Are You Ready for Live Events Again?

It’s quite possible that live events (or at least hybrid ones) will make their return in Q3 or Q4. Mobile World Congress has already said it will host its 2021 event in person in late June and early July in Barcelona after being forced to cancel on short notice in 2020 when the world began to shut down. ITEXPO likewise moved its dates to the end of June in Miami, and others are likely to follow suit as vaccine rollouts accelerate. Expect temperature checks, mask wearing, social distancing and attendance limits at the events that do make it out of the gate in 2021, but that’s to be expected after the worldwide pandemic.
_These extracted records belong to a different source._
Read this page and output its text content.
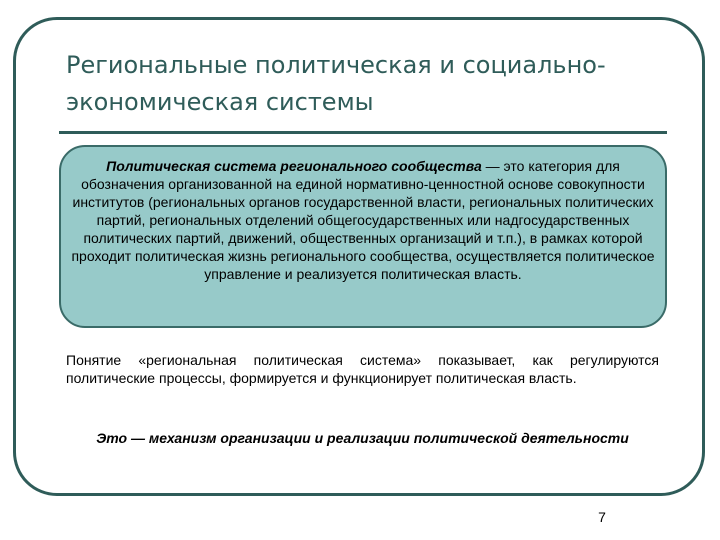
Региональные политическая и социально-экономическая системы
Политическая система регионального сообщества — это категория для обозначения организованной на единой нормативно-ценностной основе совокупности институтов (региональных органов государственной власти, региональных политических партий, региональных отделений общегосударственных или надгосударственных политических партий, движений, общественных организаций и т.п.), в рамках которой проходит политическая жизнь регионального сообщества, осуществляется политическое управление и реализуется политическая власть.

Понятие «региональная политическая система» показывает, как регулируются политические процессы, формируется и функционирует политическая власть.

Это — механизм организации и реализации политической деятельности

7
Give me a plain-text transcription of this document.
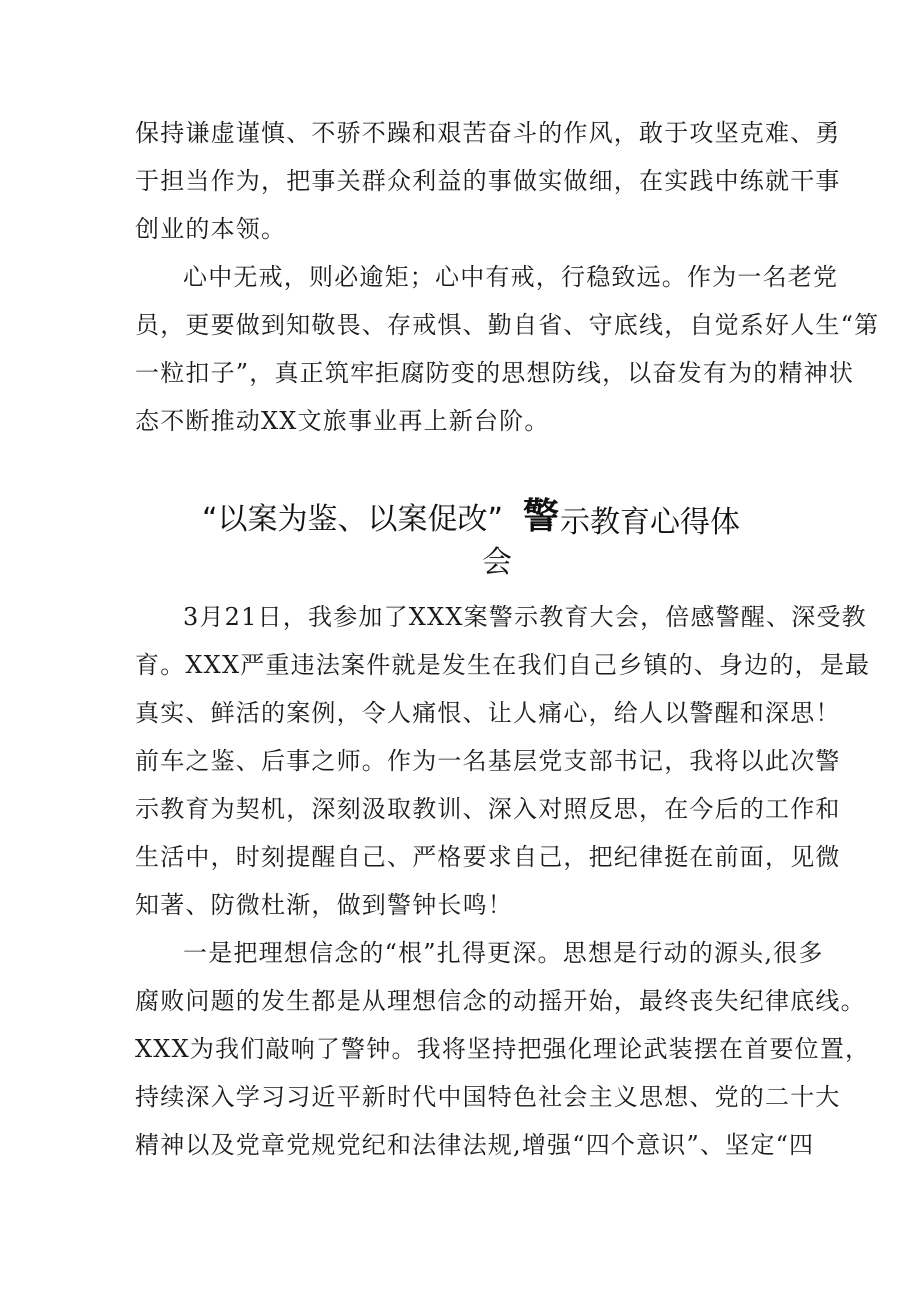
保持谦虚谨慎、不骄不躁和艰苦奋斗的作风，敢于攻坚克难、勇
于担当作为，把事关群众利益的事做实做细，在实践中练就干事
创业的本领。
心中无戒，则必逾矩；心中有戒，行稳致远。作为一名老党
员，更要做到知敬畏、存戒惧、勤自省、守底线，自觉系好人生“第
一粒扣子”，真正筑牢拒腐防变的思想防线，以奋发有为的精神状
态不断推动XX文旅事业再上新台阶。
“以案为鉴、以案促改” 警 示教育心得体
会
3月21日，我参加了XXX案警示教育大会，倍感警醒、深受教
育。XXX严重违法案件就是发生在我们自己乡镇的、身边的，是最
真实、鲜活的案例，令人痛恨、让人痛心，给人以警醒和深思！
前车之鉴、后事之师。作为一名基层党支部书记，我将以此次警
示教育为契机，深刻汲取教训、深入对照反思，在今后的工作和
生活中，时刻提醒自己、严格要求自己，把纪律挺在前面，见微
知著、防微杜渐，做到警钟长鸣！
一是把理想信念的“根”扎得更深。思想是行动的源头,很多
腐败问题的发生都是从理想信念的动摇开始，最终丧失纪律底线。
XXX为我们敲响了警钟。我将坚持把强化理论武装摆在首要位置，
持续深入学习习近平新时代中国特色社会主义思想、党的二十大
精神以及党章党规党纪和法律法规,增强“四个意识”、坚定“四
So, as we start to think about events again, here are a few things to keep in mind:

  1. Have you budgeted for events, or are all your event dollars going elsewhere? If you’re like other companies in the IoT, cloud, mobile, wireless and telecom industries, you’ve held out hope that events will occur and budgeted accordingly. Companies have found it’s easier to pivot from one marketing activity to another, but pivoting from virtual events to live events requires much more planning. It’s also easier to do that when you have budget to spend.
  2. Can you pivot your event marketing materials as needed? Preparation for live events takes longer than for virtual events and other marketing activities, so be sure you’re committing to develop those materials early enough in the process—and don’t forget to include shipping time for booth materials.
  3. Be prepared to talk about new themes. COVID-19 inherently changed the way we communicated with our audiences, and those new ways of doing business should spill over into your event marketing materials, much like it has taken hold in your website and sales calls. Customers want to know how you’re going to help them do business in the post-COVID environment.
  4. Look for last-minute speaking opportunities. While online events are filling their speaking slots closer to deadline, shows holding live events are still closing their call for speakers three to six months in advance. That doesn’t mean you should give up—shows will often make room for an exceptional speaker or topic.  Don’t pester the organizer, though.
  5. If an event is hybrid, make sure to find ways to engage both the live audience and remote visitors. Both can end up being stellar customers. Find ways to combine the experience without making either group feel like a second-class citizen.

Whether live events actually occur in 2021 is still an unknown, but event organizers look to be moving in that direction. Prepping for events now—at least on paper—can help you get moving quickly as decisions are made.